Decodificatore UUID
Decodifica e ispeziona la struttura, la versione e i dati incorporati degli UUID
Input UUID
Incolla un UUID sopra per ispezionarlo
Struttura UUID
Un UUID (Universally Unique Identifier) è un valore a 128 bit rappresentato come 32 cifre esadecimali divise in cinque gruppi da trattini:
La versione e la variante sono i soli due campi garantiti di essere presenti in ogni UUID. Tutti gli altri campi dipendono dalla versione.
Il campo versione
Il nibble di versione è la prima cifra esadecimale del terzo gruppo (posizione 14 nella stringa completa).

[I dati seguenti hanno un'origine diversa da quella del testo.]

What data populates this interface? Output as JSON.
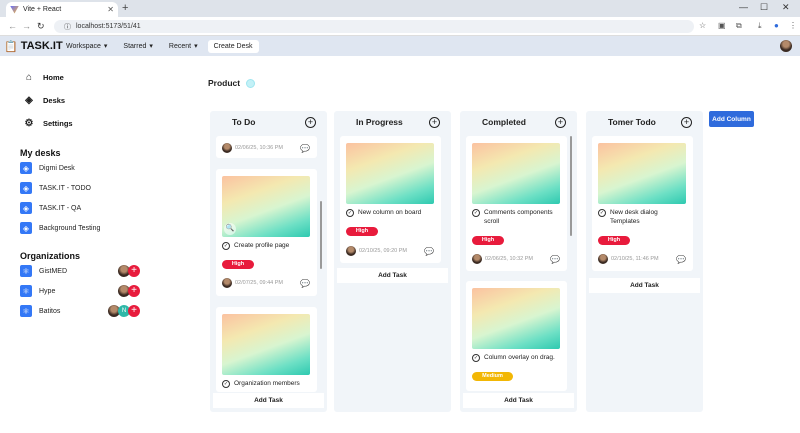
{
  "browser": {
    "tab_title": "Vite + React",
    "tab_close": "✕",
    "new_tab": "+",
    "url": "localhost:5173/51/41",
    "minimize": "—",
    "maximize": "☐",
    "window_close": "✕"
  },
  "app": {
    "logo": "TASK.IT",
    "nav": [
      {
        "label": "Workspace",
        "caret": "▾"
      },
      {
        "label": "Starred",
        "caret": "▾"
      },
      {
        "label": "Recent",
        "caret": "▾"
      },
      {
        "label": "Create Desk"
      }
    ]
  },
  "sidebar": {
    "links": [
      {
        "label": "Home",
        "icon": "⌂"
      },
      {
        "label": "Desks",
        "icon": "◈"
      },
      {
        "label": "Settings",
        "icon": "⚙"
      }
    ],
    "desks_title": "My desks",
    "desks": [
      "Digmi Desk",
      "TASK.IT - TODO",
      "TASK.IT - QA",
      "Background Testing"
    ],
    "orgs_title": "Organizations",
    "orgs": [
      {
        "name": "GistMED"
      },
      {
        "name": "Hype"
      },
      {
        "name": "Batitos",
        "initial": "N"
      }
    ]
  },
  "board": {
    "title": "Product",
    "add_column": "Add Column",
    "add_task": "Add Task",
    "columns": [
      {
        "title": "To Do",
        "cards": [
          {
            "date": "02/06/25, 10:36 PM"
          },
          {
            "title": "Create profile page",
            "priority": "High",
            "date": "02/07/25, 09:44 PM"
          },
          {
            "title": "Organization members"
          }
        ]
      },
      {
        "title": "In Progress",
        "cards": [
          {
            "title": "New column on board",
            "priority": "High",
            "date": "02/10/25, 09:20 PM"
          }
        ]
      },
      {
        "title": "Completed",
        "cards": [
          {
            "title": "Comments components scroll",
            "priority": "High",
            "date": "02/06/25, 10:32 PM"
          },
          {
            "title": "Column overlay on drag.",
            "priority": "Medium"
          }
        ]
      },
      {
        "title": "Tomer Todo",
        "cards": [
          {
            "title": "New desk dialog Templates",
            "priority": "High",
            "date": "02/10/25, 11:46 PM"
          }
        ]
      }
    ]
  },
  "colors": {
    "accent": "#2f6bdc",
    "high": "#e81b3c",
    "medium": "#f2b705",
    "header": "#dfe6f1"
  }
}
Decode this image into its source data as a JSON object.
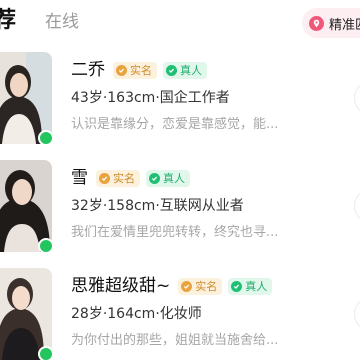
{
  "tabs": {
    "recommend_label": "荐",
    "online_label": "在线"
  },
  "filter": {
    "label": "精准匹",
    "icon": "location-pin-icon",
    "color": "#f0587a"
  },
  "badges": {
    "verified_label": "实名",
    "real_label": "真人"
  },
  "colors": {
    "online": "#22c55e",
    "verified": "#e9a33f",
    "real": "#1fbf74"
  },
  "profiles": [
    {
      "name": "二乔",
      "details": "43岁·163cm·国企工作者",
      "bio": "认识是靠缘分，恋爱是靠感觉，能..."
    },
    {
      "name": "雪",
      "details": "32岁·158cm·互联网从业者",
      "bio": "我们在爱情里兜兜转转，终究也寻..."
    },
    {
      "name": "思雅超级甜~",
      "details": "28岁·164cm·化妆师",
      "bio": "为你付出的那些，姐姐就当施舍给..."
    }
  ]
}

Identifica la versione UUID usata per generare l'identificatore.
const hex = uuid.replace(/-/g, '') const version = parseInt(hex[12], 16) // single hex digit → 1, 2, 3, 4, 5, 6, 7, or 8
La versione 7 (UUID v7) è la versione più recente ampiamente usata, introdotta in RFC 9562 (2024). Codifica un timestamp Unix in millisecondi nei bit più significativi per l'ordinabilità.
Il campo variante
La variante è codificata nei bit più significativi del primo byte del quarto gruppo. Identifica le convenzioni di layout e di ordinamento dei byte usate dall'UUID.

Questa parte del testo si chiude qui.